R266Q specifically affects k_ex of K263. (A) Experimental scheme to measure the deuterium-hydrogen exchange rate, k_ex. The general base catalyst for each enantiomer is shown with curved arrows. The general acid catalyst could either be the same lysine, resulting in the same enantiomer (shown) or the lysine on the opposite side of the active site, resulting in the other enantiomer (not shown). (B) k_ex values measured for AmyNSAR/OSBS WT and NSPG. The structure of AmyNSAR/OSBS WT (PDB ID 1SJC; cyan) is shown, and L-NSPG (magenta) or D-NSPG (green) has been modeled into the structure. (C) k_ex values measured for AmyNSAR/OSBS R266Q (magenta) and NSPG. D-NSPG has been modeled into the experimental structure of AmyNSAR/OSBS R266Q.

Figure 6.

Active site structure of AmyNSAR/OSBS R266Q. (A) Superimposed structures of wild-type and R266Q AmyNSAR/OSBS. Wild-type AmyNSAR/OSBS is bound to N-succinylmethionine and is shown in cyan (PDB ID 1SJC); AmyNSAR/OSBS R266Q is bound to N-succinylphenylglycine and is shown in magenta.

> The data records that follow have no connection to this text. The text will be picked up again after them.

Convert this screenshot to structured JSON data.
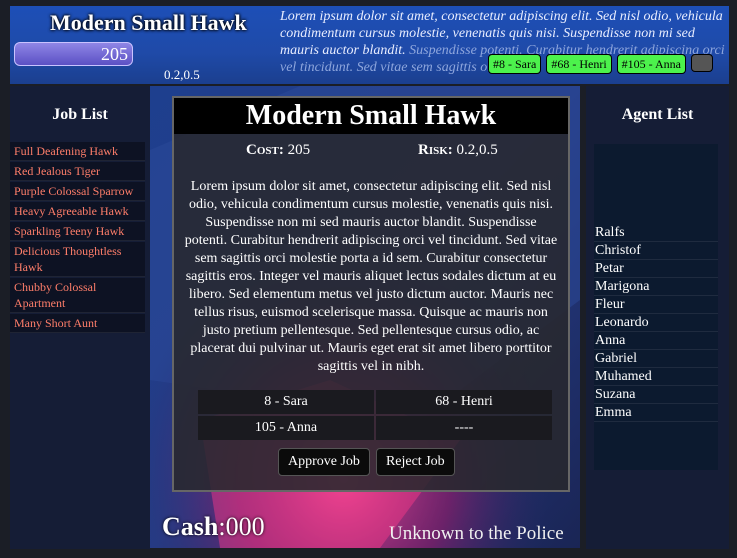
{
  "header": {
    "title": "Modern Small Hawk",
    "cost": "205",
    "risk": "0.2,0.5",
    "lorem_bright": "Lorem ipsum dolor sit amet, consectetur adipiscing elit. Sed nisl odio, vehicula condimentum cursus molestie, venenatis quis nisi. Suspendisse non mi sed mauris auctor blandit.",
    "lorem_faded": "Suspendisse potenti. Curabitur hendrerit adipiscing orci vel tincidunt. Sed vitae sem sagittis orci",
    "chips": [
      "#8 - Sara",
      "#68 - Henri",
      "#105 - Anna"
    ]
  },
  "job_list": {
    "title": "Job List",
    "items": [
      "Full Deafening Hawk",
      "Red Jealous Tiger",
      "Purple Colossal Sparrow",
      "Heavy Agreeable Hawk",
      "Sparkling Teeny Hawk",
      "Delicious Thoughtless Hawk",
      "Chubby Colossal Apartment",
      "Many Short Aunt"
    ]
  },
  "agent_list": {
    "title": "Agent List",
    "items": [
      "Ralfs",
      "Christof",
      "Petar",
      "Marigona",
      "Fleur",
      "Leonardo",
      "Anna",
      "Gabriel",
      "Muhamed",
      "Suzana",
      "Emma"
    ]
  },
  "card": {
    "title": "Modern Small Hawk",
    "cost_label": "Cost:",
    "cost_value": "205",
    "risk_label": "Risk:",
    "risk_value": "0.2,0.5",
    "description": "Lorem ipsum dolor sit amet, consectetur adipiscing elit. Sed nisl odio, vehicula condimentum cursus molestie, venenatis quis nisi. Suspendisse non mi sed mauris auctor blandit. Suspendisse potenti. Curabitur hendrerit adipiscing orci vel tincidunt. Sed vitae sem sagittis orci molestie porta a id sem. Curabitur consectetur sagittis eros. Integer vel mauris aliquet lectus sodales dictum at eu libero. Sed elementum metus vel justo dictum auctor. Mauris nec tellus risus, euismod scelerisque massa. Quisque ac mauris non justo pretium pellentesque. Sed pellentesque cursus odio, ac placerat dui pulvinar ut. Mauris eget erat sit amet libero porttitor sagittis vel in nibh.",
    "assignments": [
      "8 - Sara",
      "68 - Henri",
      "105 - Anna",
      "----"
    ],
    "approve_label": "Approve Job",
    "reject_label": "Reject Job"
  },
  "footer": {
    "cash_label": "Cash",
    "cash_value": "000",
    "status": "Unknown to the Police"
  },
  "colors": {
    "header_blue": "#1d4fb7",
    "chip_green": "#4cf24c",
    "job_text": "#ff7e6a",
    "accent_pink": "#e0307a"
  }
}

The distance between R266 or Q266 and D239 are shown. Other dashed lines indicate distances of 3 Å or less among atoms of D239, K263, and R or Q266. Mg²⁺ is shown as a green sphere. (B) Electron density map showing the resolution of K263, Q266, D239 and other active site residues in AmyNSAR/OSBS R266Q. Mg²⁺ is shown as a gray sphere. (C) Comparison of metal ligands between wild-type AmyNSAR/OSBS bound to N-succinylmethionine (cyan; PDB ID 1SJC) and the R266Q mutant bound to N-succinylphenylglycine (magenta).